Author: Sam Knight
Source: New Yorker (https://www.newyorker.com/magazine/2019/06/03/how-football-leaks-is-exposing-corruption-in-european-soccer)
Did you know that last season, according to the accounting firm Deloitte, European soccer had revenues of twenty-eight billion dollars, about the same as Major League Baseball, the National Hockey League, and the National Football League combined. European soccer is the most lucrative sports arena in the world and the scale of money on offer is leading to corruption. Now thanks to a Portuguese website called Football Leaks the rest of the world is getting to understand the nature and the scale of the corruption. The site is run by a 30 year old Portuguese man, Rui Pinto, who has been jailed for the way he hacked his way to nearly 90 million documents involving the purchase, sale and transfer of football players.

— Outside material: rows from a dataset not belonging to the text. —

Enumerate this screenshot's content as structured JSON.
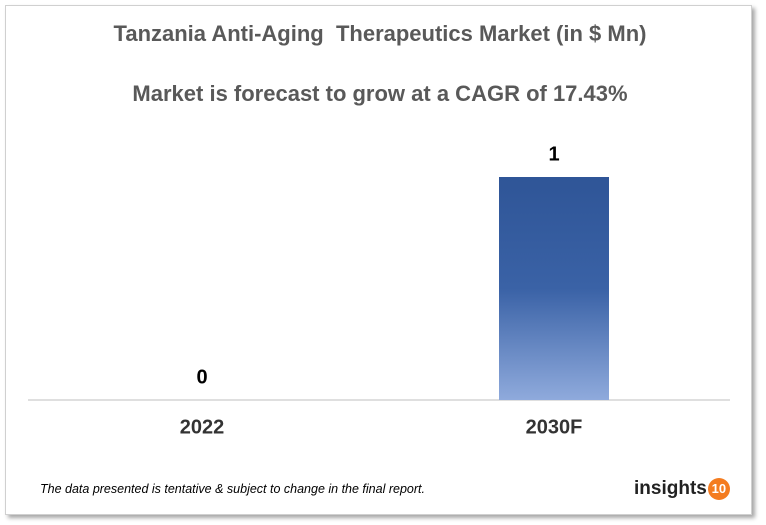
{
  "chart_data": {
    "type": "bar",
    "title": "Tanzania Anti-Aging  Therapeutics Market (in $ Mn)",
    "subtitle": "Market is forecast to grow at a CAGR of 17.43%",
    "categories": [
      "2022",
      "2030F"
    ],
    "values": [
      0,
      1
    ],
    "color": "#2f5597",
    "footnote": "The data presented is tentative & subject to change in the final report.",
    "logo": {
      "text": "insights",
      "number": "10"
    }
  }
}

When we read about the transfer of a player from Club X to Club Y, we imagine this to a bilateral contract. The reality is something else:
“The first documents released by Football Leaks related to a controversial investment model known as third-party ownership. One of the ways that clubs make money is by buying and selling players. T.P.O., which originated in Latin America, allows external parties to buy a stake in promising young players, in the hope of profiting from a huge transfer deal one day. (In 2017, the Brazilian striker Neymar was sold by Barcelona to Paris Saint-Germain for around a quarter of a billion dollars.) Proponents of T.P.O. describe it as a form of lending, but many fans believe that it gives investors too much control over a club’s roster and the shape of players’ careers, by influencing when and where a player might be traded.
In Portugal, one of the most vehement critics of T.P.O. was Bruno de Carvalho, the president of Sporting Lisbon, who described it as “a monster coming to football.” fifa, soccer’s global governing body, banned the practice in May, 2015. But the contracts that Varela read on Football Leaks showed that Sporting Lisbon had entered into a secret, T.P.O.-like arrangement with an Angolan club named Recreativo da Caála. “It was powerful,” Varela said. “People say one thing but they are doing something completely different.””
The nature of the criminal activity which characterises European football is rich and varied:
“The information provided by Pinto has led to the conviction of dozens of top soccer players for tax evasion. It has prompted the Las Vegas police department to investigate an allegation of rape against Ronaldo. It has also revealed likely rule-breaking by Manchester City, the all-conquering champions of the English game, and a plan by Europe’s leading teams to leave their national leagues and form their own competition.”
This New Yorker story is made more complicated and more interesting because the man behind the hacking and leaking of this data is an unemployed Portuguese university student living in Hungary and hacking his way into the accounts of banks and football clubs across Europe.